Findings demonstrate that human presence in Antarctica measurably elevates BC in snow near research infrastructure and tourist landing zones, compared to the continent’s very low background. Elevated BC, often accompanied by dust contributions, reduces albedo and induces radiative forcing sufficient to accelerate seasonal melt by up to ~23 mm w.e. at impacted sites. Spatial patterns align with intensity of human activities: higher BC near populated stations and frequent tourist stops in the northern Peninsula and archipelagos, diminishing southward and in the continental interior. The Union Glacier record illustrates that even deep-field logistical hubs raise BC above background with temporal variability tied to operational activity. These results indicate that local emissions, rather than long-range transport, are the principal drivers of absorbing aerosol deposition in these regions during the study period. The quantified per-capita/per-bed footprints reveal that research operations, with their fuel-intensive logistics and power generation, produce larger per-person impacts than individual tourists, while the aggregate impact of tourism is substantial due to high visitor numbers.

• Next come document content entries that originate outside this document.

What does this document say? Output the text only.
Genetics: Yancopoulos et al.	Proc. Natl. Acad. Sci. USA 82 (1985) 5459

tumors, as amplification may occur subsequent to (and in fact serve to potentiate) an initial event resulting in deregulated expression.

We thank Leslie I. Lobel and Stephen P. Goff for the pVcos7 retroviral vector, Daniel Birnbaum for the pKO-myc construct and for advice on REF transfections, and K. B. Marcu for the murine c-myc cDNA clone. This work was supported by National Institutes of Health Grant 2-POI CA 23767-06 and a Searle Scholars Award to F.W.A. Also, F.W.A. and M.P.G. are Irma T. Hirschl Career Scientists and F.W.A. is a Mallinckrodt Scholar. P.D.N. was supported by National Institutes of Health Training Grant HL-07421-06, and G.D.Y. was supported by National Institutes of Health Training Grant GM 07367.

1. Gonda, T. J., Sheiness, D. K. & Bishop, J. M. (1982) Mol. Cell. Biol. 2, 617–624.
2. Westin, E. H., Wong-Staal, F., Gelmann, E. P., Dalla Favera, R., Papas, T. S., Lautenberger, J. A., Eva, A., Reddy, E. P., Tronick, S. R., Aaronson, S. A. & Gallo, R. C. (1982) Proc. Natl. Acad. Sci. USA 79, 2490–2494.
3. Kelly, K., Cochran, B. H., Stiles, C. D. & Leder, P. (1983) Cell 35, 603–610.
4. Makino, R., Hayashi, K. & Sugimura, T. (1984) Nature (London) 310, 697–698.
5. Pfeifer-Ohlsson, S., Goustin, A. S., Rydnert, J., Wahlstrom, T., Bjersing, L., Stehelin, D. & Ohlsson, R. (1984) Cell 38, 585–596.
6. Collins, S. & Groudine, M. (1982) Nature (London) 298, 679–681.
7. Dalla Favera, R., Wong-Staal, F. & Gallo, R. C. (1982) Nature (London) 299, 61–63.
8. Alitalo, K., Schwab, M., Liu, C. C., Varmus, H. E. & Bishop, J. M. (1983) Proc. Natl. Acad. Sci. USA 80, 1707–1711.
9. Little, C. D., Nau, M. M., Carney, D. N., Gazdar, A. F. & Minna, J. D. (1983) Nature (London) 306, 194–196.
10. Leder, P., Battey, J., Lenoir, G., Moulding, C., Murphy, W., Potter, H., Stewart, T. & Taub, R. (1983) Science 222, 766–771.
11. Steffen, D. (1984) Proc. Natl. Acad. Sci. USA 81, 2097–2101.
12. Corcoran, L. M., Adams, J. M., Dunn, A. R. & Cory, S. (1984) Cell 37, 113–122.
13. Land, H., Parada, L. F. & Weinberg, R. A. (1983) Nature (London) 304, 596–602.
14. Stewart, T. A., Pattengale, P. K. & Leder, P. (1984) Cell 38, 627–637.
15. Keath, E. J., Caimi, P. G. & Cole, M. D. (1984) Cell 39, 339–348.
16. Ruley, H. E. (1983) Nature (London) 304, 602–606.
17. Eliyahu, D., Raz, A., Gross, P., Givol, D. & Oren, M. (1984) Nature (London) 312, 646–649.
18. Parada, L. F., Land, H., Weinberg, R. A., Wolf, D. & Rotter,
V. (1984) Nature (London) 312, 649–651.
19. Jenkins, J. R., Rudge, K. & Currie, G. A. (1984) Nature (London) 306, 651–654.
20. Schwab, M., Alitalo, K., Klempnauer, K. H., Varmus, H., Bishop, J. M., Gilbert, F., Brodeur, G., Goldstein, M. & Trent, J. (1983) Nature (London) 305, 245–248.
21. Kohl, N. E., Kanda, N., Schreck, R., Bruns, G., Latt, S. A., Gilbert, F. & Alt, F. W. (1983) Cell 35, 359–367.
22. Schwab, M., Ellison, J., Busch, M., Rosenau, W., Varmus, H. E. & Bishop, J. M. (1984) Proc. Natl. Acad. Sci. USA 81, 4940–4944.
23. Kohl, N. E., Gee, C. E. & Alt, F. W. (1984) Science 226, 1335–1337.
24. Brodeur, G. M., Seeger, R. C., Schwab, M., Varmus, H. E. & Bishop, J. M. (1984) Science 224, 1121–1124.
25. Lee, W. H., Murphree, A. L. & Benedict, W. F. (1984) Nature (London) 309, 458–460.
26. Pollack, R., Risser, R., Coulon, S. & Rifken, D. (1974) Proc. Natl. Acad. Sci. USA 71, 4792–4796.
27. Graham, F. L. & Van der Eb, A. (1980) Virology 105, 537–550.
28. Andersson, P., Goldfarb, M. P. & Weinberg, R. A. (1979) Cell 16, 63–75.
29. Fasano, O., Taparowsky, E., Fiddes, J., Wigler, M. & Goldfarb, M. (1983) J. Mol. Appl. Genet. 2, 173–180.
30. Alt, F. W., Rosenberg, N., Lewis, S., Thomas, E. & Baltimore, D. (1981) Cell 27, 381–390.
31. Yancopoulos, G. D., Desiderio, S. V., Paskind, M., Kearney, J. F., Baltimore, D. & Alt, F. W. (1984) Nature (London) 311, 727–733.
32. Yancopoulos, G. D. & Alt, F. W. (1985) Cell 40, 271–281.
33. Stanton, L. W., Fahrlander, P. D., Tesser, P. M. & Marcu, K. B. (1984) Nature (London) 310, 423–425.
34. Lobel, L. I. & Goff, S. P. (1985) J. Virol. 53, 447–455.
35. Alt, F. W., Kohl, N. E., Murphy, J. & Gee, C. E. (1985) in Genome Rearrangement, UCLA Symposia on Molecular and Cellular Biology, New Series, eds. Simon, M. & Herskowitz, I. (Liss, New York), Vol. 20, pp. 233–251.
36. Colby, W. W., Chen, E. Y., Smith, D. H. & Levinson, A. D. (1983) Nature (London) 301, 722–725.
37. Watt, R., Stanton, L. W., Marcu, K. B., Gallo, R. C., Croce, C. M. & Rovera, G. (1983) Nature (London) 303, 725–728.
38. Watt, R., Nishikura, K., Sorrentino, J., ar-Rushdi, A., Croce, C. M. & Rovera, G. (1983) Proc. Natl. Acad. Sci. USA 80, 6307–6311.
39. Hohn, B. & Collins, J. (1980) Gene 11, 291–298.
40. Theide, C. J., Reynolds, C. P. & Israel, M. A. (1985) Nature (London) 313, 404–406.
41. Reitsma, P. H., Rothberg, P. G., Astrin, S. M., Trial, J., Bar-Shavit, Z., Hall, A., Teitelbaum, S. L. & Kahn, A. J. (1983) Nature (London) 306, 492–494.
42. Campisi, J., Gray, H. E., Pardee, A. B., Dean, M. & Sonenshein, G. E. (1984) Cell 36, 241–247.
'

The study provides actionable evidence that mitigating local BC emissions can reduce premature melt in a sensitive, rapidly changing region.
The study provides a continent-scale assessment along a 2,000 km transect showing that local human activities (research and tourism) measurably increase BC in Antarctic snow, leading to significant albedo reductions, positive radiative forcing, and accelerated seasonal melt at impacted sites. Quantified impacts include island- and region-scale melt burdens and per-capita footprints for researchers and tourists. The work underscores the need for mitigation: limiting station footprints and emissions, transitioning to cleaner fuels and hybrid/electric technologies for ships and aircraft, improving energy efficiency, and adopting renewable power at research facilities. Future research should expand spatial and temporal coverage, refine source attribution and deposition modeling, quantify dust and biological contributions, and evaluate the efficacy of mitigation measures through sustained monitoring.

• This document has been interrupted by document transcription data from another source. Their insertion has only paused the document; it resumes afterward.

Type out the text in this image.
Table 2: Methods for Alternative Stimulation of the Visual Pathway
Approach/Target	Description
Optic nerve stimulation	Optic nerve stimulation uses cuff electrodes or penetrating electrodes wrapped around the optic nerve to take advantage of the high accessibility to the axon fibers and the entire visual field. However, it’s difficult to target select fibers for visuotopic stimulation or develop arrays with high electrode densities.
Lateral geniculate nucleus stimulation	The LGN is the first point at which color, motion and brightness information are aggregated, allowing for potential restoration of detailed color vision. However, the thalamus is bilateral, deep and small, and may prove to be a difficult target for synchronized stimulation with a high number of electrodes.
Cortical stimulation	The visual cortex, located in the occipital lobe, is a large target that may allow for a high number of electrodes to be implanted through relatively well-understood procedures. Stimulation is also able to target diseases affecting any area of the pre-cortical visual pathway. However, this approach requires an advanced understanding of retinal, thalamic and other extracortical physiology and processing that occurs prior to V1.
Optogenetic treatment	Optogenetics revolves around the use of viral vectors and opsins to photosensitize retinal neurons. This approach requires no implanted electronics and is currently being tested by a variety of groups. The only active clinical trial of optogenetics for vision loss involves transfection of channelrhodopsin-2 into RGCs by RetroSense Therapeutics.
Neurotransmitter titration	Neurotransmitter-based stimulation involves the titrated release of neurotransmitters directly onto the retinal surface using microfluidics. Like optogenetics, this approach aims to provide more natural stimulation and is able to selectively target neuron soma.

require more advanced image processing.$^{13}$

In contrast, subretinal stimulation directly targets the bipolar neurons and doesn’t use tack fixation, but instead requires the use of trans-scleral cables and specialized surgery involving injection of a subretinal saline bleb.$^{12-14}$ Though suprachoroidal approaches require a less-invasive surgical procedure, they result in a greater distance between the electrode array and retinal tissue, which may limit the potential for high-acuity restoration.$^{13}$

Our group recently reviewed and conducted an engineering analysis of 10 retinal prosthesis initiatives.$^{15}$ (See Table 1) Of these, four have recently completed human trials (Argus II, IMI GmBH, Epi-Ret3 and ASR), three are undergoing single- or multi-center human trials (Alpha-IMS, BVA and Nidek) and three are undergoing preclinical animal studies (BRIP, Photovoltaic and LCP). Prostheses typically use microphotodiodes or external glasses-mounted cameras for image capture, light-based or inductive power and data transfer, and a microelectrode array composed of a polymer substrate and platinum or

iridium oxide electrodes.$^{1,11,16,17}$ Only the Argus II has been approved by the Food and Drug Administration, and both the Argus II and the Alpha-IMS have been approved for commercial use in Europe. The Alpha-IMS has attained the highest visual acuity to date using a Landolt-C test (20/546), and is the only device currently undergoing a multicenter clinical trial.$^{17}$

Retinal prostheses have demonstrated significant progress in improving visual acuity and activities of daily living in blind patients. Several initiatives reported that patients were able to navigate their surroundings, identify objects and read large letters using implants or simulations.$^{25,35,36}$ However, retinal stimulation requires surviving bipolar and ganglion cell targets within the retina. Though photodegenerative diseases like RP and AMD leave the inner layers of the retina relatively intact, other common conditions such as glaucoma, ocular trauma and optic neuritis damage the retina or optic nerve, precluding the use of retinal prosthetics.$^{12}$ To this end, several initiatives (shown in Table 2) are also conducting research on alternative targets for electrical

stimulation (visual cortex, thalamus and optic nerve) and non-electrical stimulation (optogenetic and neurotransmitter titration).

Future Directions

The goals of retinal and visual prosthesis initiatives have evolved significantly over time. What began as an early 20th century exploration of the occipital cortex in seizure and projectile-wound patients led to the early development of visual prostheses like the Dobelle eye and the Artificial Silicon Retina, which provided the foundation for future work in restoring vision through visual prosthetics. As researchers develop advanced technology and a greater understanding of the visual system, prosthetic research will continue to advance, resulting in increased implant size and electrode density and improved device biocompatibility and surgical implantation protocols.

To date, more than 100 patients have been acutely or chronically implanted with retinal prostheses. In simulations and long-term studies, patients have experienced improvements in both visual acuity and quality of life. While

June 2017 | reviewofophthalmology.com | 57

- Spatial and temporal coverage is limited: sampling occurred at 28 sites over four summers, mostly in late summer and primarily coastal, potentially biasing estimates toward higher BC due to surface concentration during melt.
- Representativeness of BC-impacted areas is uncertain; total melt estimates rely on assumed impacted-area ranges and Monte Carlo simulations rather than exhaustive mapping.
- Albedo reductions were estimated using parameterizations (Dang et al.) and regional averages of irradiance and cloud fraction, not site-specific radiative transfer for each location.
- Spectral attribution of absorption to BC vs. non-BC (dust, algae) via Ångström exponent involves assumptions (α_BC=1.1; α_NBC=4) and may introduce uncertainties where mixed or unusual particle types occur.
- Some samples showed influence of snow algae; although long-wavelength absorption was used to constrain BC, biological variability may affect α and inferred partitioning.
- Potential small contamination (field blanks: tenths of ng/g) and sub-meter horizontal variability can introduce uncertainty; duplicates sometimes differed by slightly >1 ng/g.
- Back-trajectory analysis was performed for selected sites and periods; not comprehensive across all sampling events.